Note that the real challenge here is not on how to design the system to take a particular aspect into account: there is a huge design know-how in industry for that, often captured in the form of Design Patterns (see above). Taking into account more than one aspect as the same time is a little bit more tricky, but many large scale successful projects in industry are there to show us that engineers do ultimately manage to sort it out.

The real challenge in a product-line context is that the engineer wants to be able to change her mind on which version of which variant of any particular aspect she wants in the system. And she wants to do it cheaply, quickly and safely. For that, redoing by hand the tedious weaving of every aspect is not an option.

Model Driven Engineering

Usually in science, a model has a different nature that the thing it models ("do not take the map for the reality" as Sun Tse put it many centuries ago). Only in software and in linguistics a model has the same nature as the thing it models. In software at least, this opens the possibility to automatically derive software from its model. This property is well known from any compiler writer (and others), but it was recently made quite popular with an OMG initiative called the Model Driven Architecture (MDA). This requires that models are no longer informal, and that the weaving process is itself described as a program (which is as a matter of facts an executable meta-model) manipulating these models to produce a detailled design that can ultimately be transformed to code or at least test suites.

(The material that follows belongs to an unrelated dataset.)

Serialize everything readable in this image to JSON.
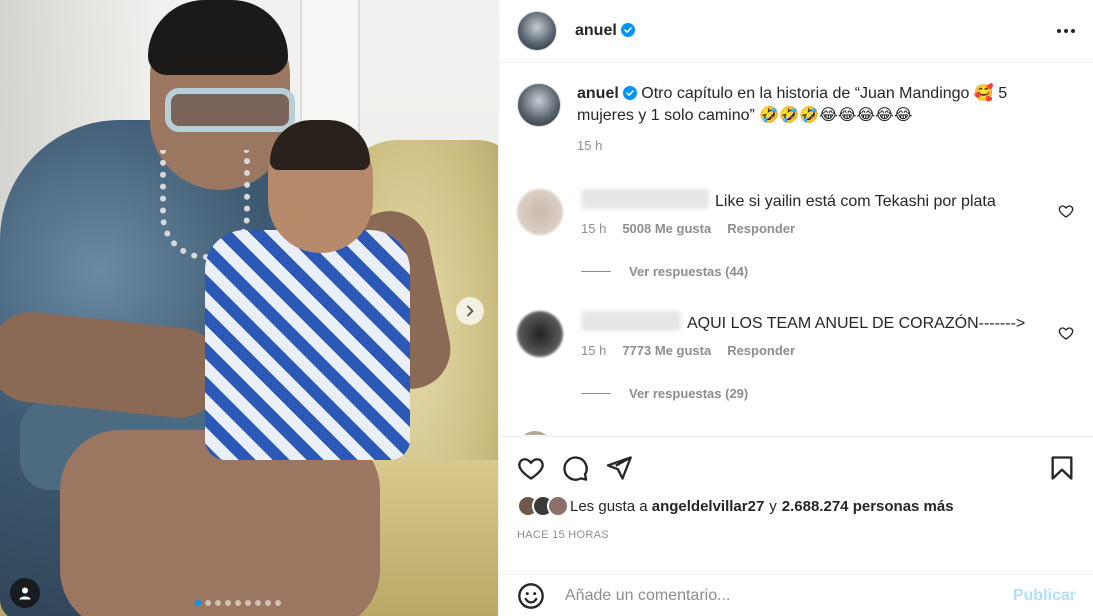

The OMG has built a meta-data management framework to support the MDA. It is mainly based on a unique M3 “meta-meta-model” called the Meta-Object Facility (MOF) and a library of M2 meta-models, such as the UML (or SPEM for software process engineering), in which the user can base his M1 model.

The MDA core idea is that it should be possible to capitalize on platform-independent models (PIM), and more or less automatically derive platform-specific models (PSM) –and ultimately code– from PIM through model transformations. But in some business areas involving fault-tolerant, distributed real-time computations, there is a growing concern that the added value of a company not only lies in its know-how of the business domain (the PIM) but also in the design know-how needed to make these systems work in the field (the transformation to go from PIM to PSM). Reasons making it complex to go from a simple and stable business model to a complex implementation include:

  • Various modeling languages used beyond UML,

  • As many points of views as stakeholders,

  • Deliver software for (many) variants of a platform,

  • Heterogeneity is the rule,

  • Reuse technical solutions across large product lines (e.g. fault tolerance, security, etc.),

  • Customize generic transformations,

  • Compose reusable transformations,

  • Evolve and maintain transformations for 15+ years.

This wider context is now known as Model Driven Engineering.